Wenn man dabei bedenkt, wie weit solche Leute wohl kämen wenn es darum ginge, ein Gerät von einer nennenswerten Komplexität eigenständig zu entwickeln, dann ist man froh daß sie bei Kabeln bleiben. Die wären oft schon mit dem Nachbau eines fertig entwickelten Bauplans überfordert. Nennenswerte Komplexität fängt bei einem Verstärker gerade mal an, und wirklich interessant wird's erst bei so Dingen wie einem AV-Receiver, einem Netzwerk-Streaming-Player, oder einem Aktivlautsprecher mit Aktivweiche.

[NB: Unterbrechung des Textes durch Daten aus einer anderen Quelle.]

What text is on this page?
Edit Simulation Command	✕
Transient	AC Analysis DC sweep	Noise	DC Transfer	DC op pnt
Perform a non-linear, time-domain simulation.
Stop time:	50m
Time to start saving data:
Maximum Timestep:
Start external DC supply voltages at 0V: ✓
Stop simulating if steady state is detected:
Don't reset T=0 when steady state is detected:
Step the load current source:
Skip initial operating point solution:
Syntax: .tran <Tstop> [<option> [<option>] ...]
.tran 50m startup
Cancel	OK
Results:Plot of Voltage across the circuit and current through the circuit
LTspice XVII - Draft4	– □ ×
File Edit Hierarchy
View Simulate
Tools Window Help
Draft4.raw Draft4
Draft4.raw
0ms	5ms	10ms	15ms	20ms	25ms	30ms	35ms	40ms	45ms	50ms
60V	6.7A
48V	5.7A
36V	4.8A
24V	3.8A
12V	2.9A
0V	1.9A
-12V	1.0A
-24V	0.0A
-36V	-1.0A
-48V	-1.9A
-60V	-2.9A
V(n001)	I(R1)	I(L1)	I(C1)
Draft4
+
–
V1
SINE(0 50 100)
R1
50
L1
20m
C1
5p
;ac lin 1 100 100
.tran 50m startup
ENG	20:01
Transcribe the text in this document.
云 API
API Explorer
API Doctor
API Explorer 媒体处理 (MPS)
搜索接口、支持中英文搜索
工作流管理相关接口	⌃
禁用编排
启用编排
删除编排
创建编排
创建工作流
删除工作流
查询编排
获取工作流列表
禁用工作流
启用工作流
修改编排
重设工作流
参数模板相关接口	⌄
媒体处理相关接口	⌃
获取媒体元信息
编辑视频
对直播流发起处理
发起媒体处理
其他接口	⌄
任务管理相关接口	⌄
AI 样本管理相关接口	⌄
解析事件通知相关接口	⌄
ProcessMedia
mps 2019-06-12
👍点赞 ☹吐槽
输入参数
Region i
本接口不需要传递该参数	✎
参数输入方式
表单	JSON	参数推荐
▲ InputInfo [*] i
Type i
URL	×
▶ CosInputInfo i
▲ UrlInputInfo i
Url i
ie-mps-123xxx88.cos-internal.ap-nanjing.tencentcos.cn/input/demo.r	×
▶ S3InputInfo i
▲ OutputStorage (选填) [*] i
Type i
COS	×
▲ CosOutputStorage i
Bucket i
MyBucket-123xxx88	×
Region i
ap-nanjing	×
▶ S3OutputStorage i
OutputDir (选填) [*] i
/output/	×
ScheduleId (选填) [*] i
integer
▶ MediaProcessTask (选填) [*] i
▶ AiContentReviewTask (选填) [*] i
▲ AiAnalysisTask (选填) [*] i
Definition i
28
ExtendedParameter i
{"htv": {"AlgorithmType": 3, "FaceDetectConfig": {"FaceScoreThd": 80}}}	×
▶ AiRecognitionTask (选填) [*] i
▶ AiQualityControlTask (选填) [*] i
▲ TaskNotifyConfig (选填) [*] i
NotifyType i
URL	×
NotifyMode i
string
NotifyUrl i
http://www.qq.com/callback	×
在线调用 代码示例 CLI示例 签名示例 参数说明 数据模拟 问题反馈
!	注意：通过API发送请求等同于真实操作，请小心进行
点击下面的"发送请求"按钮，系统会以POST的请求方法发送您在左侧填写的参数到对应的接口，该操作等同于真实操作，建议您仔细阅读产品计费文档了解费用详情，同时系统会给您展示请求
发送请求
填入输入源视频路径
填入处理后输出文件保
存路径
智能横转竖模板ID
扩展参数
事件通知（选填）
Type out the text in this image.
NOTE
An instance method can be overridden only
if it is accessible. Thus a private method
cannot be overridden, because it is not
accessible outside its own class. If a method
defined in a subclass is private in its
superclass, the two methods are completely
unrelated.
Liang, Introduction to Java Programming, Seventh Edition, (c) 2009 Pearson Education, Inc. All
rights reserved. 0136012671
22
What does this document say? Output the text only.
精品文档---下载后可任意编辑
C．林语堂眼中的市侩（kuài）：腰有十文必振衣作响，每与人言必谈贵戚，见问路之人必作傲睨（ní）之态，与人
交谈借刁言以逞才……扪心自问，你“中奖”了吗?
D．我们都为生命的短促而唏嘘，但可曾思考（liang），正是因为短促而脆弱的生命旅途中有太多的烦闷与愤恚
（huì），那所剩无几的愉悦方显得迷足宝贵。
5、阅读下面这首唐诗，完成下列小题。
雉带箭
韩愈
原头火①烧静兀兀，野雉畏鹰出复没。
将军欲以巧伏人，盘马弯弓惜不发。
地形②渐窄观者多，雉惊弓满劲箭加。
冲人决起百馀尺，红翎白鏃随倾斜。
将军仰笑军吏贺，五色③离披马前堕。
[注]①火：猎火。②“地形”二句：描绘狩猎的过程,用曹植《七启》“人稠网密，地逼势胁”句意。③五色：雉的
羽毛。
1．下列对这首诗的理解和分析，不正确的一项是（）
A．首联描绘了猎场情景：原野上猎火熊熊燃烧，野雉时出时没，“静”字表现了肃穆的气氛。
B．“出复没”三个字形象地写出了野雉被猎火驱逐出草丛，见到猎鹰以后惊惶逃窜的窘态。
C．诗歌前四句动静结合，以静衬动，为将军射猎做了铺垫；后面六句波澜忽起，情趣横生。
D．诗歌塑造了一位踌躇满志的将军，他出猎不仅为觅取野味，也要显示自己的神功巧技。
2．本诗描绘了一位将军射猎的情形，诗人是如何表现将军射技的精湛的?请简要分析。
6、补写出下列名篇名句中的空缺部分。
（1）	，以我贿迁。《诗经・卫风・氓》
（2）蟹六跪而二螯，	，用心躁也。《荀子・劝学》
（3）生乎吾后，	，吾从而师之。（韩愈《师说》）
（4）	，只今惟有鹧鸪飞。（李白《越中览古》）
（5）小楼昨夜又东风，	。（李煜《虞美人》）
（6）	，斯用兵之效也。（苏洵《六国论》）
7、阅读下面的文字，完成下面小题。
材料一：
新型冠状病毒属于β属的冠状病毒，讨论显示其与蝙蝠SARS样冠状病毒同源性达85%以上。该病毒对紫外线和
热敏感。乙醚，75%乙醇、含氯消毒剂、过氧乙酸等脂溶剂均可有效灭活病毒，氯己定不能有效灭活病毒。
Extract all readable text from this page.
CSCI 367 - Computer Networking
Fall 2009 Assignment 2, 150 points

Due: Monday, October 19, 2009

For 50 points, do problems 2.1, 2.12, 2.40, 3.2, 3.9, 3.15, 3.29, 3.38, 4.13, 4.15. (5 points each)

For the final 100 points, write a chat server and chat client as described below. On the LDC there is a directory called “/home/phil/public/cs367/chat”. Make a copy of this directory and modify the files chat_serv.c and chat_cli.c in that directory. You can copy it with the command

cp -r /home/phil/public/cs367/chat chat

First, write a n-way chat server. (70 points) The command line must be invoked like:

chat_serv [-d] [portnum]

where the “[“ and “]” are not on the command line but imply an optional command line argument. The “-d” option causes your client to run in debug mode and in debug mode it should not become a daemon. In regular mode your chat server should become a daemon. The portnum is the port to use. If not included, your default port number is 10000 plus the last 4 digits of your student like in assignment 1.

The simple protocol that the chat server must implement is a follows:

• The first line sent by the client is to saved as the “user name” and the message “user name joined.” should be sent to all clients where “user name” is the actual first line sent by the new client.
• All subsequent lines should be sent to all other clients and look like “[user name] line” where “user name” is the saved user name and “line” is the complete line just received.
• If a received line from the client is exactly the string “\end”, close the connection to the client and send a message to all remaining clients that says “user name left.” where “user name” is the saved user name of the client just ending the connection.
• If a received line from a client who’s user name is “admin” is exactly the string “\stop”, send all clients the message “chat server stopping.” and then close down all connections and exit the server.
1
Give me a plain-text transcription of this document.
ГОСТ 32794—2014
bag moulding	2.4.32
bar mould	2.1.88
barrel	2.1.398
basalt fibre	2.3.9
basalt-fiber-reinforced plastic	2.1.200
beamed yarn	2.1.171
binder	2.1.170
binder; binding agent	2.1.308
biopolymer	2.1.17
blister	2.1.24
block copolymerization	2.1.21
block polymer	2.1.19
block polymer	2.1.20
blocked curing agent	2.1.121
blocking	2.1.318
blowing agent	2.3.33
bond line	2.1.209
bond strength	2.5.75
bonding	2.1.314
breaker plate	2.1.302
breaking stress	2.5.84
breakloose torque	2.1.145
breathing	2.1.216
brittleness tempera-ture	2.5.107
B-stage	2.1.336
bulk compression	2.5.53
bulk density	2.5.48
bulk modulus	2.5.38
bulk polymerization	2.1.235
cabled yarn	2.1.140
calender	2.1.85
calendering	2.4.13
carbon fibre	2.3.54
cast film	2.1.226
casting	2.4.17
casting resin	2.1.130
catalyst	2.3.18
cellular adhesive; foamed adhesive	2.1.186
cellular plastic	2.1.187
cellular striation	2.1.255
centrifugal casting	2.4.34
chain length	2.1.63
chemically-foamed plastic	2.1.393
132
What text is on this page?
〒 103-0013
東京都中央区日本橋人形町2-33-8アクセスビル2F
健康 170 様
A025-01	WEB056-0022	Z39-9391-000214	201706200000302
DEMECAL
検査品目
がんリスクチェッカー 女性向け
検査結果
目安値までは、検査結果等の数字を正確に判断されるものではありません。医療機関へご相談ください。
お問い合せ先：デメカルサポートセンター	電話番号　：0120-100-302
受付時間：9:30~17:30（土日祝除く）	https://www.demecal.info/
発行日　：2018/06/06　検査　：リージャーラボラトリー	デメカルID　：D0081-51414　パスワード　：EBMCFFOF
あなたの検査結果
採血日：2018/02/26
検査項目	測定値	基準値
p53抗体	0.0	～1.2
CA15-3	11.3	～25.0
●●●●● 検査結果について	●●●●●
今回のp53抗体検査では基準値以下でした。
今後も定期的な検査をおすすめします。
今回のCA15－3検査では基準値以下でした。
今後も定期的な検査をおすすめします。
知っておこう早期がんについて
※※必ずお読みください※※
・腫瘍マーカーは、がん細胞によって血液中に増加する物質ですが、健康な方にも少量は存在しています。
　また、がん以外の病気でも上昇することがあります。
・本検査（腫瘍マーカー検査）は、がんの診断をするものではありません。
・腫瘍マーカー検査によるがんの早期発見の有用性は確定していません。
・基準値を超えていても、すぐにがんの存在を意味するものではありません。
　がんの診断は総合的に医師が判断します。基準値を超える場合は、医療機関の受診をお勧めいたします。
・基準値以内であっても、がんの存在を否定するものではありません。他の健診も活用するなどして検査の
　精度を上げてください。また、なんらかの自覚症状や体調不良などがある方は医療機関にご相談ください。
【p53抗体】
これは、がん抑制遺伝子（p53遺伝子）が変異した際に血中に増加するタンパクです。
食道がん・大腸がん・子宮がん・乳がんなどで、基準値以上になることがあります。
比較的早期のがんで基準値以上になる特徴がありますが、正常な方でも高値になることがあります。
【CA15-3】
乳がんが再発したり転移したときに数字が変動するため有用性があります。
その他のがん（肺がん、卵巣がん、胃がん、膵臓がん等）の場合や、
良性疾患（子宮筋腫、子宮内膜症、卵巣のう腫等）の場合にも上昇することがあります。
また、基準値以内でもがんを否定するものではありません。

Interessanter finde ich es aber, wenn Leute dem Voodoo Vorschub leisten, die es eigentlich besser wissen müßten. Leute, die schon gezeigt haben daß man sie nicht als Dilettant abtun kann. Leute, die sich nicht deswegen mit Kabeln beschäftigen weil sie für schwierigere Dinge zu blöd wären. Wo man aus diesem Grund den Verdacht bekommt, daß sie entweder einen seltsamen blinden Fleck in ihrem technischen Blickfeld haben, oder aber einen blinden Fleck in ihrer Moral, verbunden mit dem Willen, von der hohen Gewinnspanne bei Kabeln zu profitieren.

Drum beschäftige ich mich heute mal mit den "Erkenntnissen" von Walter Fuchs, die er schon seit etlichen Jahren auf der Webseite seiner Firma stehen hat, ohne daß er sich mit Kritik daran in irgend einer erkennbaren Form auseinader setzen würde. Und diese Kritik gibt's schon lange, wie man z.B. hier sehen kann.

Fuchs hat schon etliche Male gezeigt daß er funktionierende und verkaufsfähige Audiogeräte eigenständig entwickeln kann (z.B. SAC IGEL). Dilettantismusverdacht besteht also definitiv nicht. Warum veröffentlicht er dann ursprünglich in der Hörerlebnis Ausgabe 23, und seither auf seiner Webseite, so ein kritikwürdiges Machwerk? Er könnte und müßte es besser wissen! Es paßte zwar zur Klientel des Hörerlebnis, aber warum konserviert man die Peinlichkeit unkommentiert und unkorrigiert über viele Jahre auf seiner eigenen Webseite? Weil man sich bei einer audiophil eingestellten Kundschaft als Dienstleister anbiedern will, und dafür gern auch mal die eigene Seriosität auf's Spiel setzt?

Die Peinlichkeit besteht dabei nicht darin, daß falsche Aussagen gemacht würden, sondern darin, daß immer dann, wenn es darum ginge, einer angerissenen Frage auf den Grund zu gehen, und ein konkretes Beispiel mal bis zum Ergebnis durchzuziehen, Fuchs vorher mit einer Suggestivformulierung genau an dem Punkt aufhört, an dem man Farbe bekennen müßte, und nach dem sich dann auch herausstellen würde wie falsch die Richtung ist, in die die Suggestivformulierung deutet.

Gehen wir das mal im Einzelnen durch, und zwar am Beispiel des Abschnitts "Lautsprecherkabel".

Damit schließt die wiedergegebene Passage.